Un trafic de poids lourds beaucoup plus important que prévu
Au fil de sa construction, cet itinéraire gratuit devient surtout prisé par les poids lourds et les échanges économiques l'emportent rapidement sur sa vocation première. La RCEA rallie l'A71 et l'A6 et surtout, elle est un des itinéraires les plus courts entre l'est de l'Europe et la péninsule ibérique.Au début des années 2000, plus de la moitié du trafic est constitué de camions (contre à peine plus d'un dixième sur les autres nationales françaises non concédées). Les accidents sont de plus en plus nombreux et souvent mortels. Les chocs frontaux impliquant des poids lourds sont fréquents.
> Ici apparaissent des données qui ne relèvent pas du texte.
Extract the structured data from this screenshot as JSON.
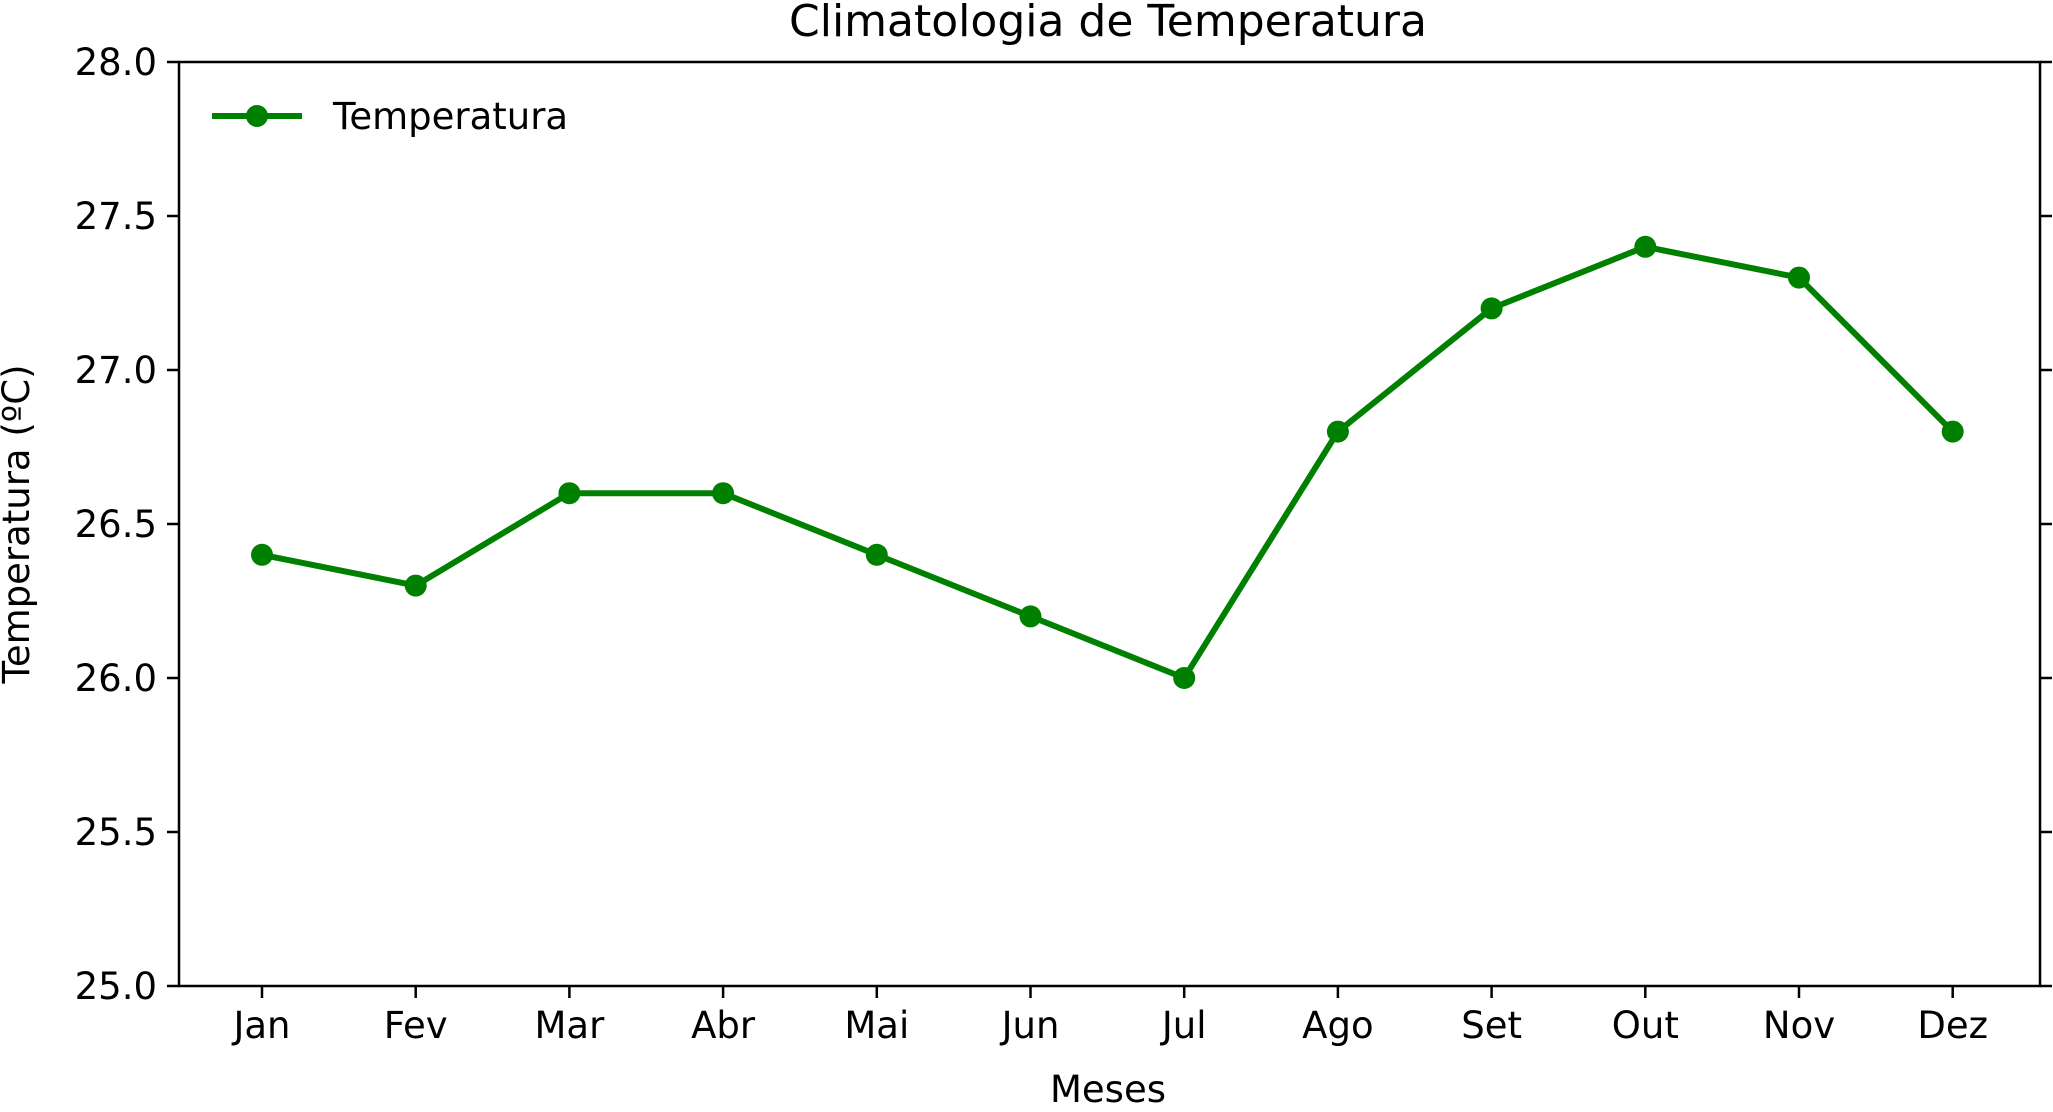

Une mise à 2 fois deux voies de certains tronçons est rapidement envisagée, mais les travaux traînent faute d'argent pour les financer. Quelques créneaux sont progressivement aménagés à partir des années 90. Des panneaux d'avertissement, des radars et des "bandes sonores" sont installés de même que des lignes élargies entre les deux chaussées.
En tout, selon le secrétaire d'Etat aux transports Alain Vidalies, interviewé sur France Info, le total des investissements sur la RCEA s'élève à prés d'un milliard d'euros. Pourtant, de nombreux tronçons restent en 2x1 voies dans l'Allier (en 2010, seul un tiers du trajet est passé en 2x2 voies dans le département).
La question de la concession
Les problèmes de financement posent rapidement la question de la mise en concession pour le privé, qui va devenir le débat central.Dés le milieu des années 90, certains élus estiment que la mise en place d'un péage permettrait de financer les travaux, mais le débat divise et les positions changent à plusieurs reprises. Des désaccords existent également entre les élus de Saône-et-Loire et ceux de l'Allier.
Après un débat public en 2010, l'Etat décidé la mise en concession autoroutière de l'ensemble du parcours mais la décision est gelée par l'arrivée de la gauche au pouvoir. Finalement, en 2013, le ministre des transports Frédéric Cuvillier reconnaît l'urgence de l'aménagement et remet l'idée sur les rails.
Dans ce projet, le financement, la réalisation et l'aménagement de la partie de la RCEA qui se trouve dans l'Allier seront confiés à un concessionnaire pour un montant des travaux estimé à 361 millions d'euros. La signature de ce contrat de concession à une société privée doivent avoir lieu en 2017. Les premiers coups de pioche seraient programmés dès 2018 pour une mise en service prévue en 2020.
L'accident de ce jeudi montre une nouvelle fois la nécessité de les terminer rapidement.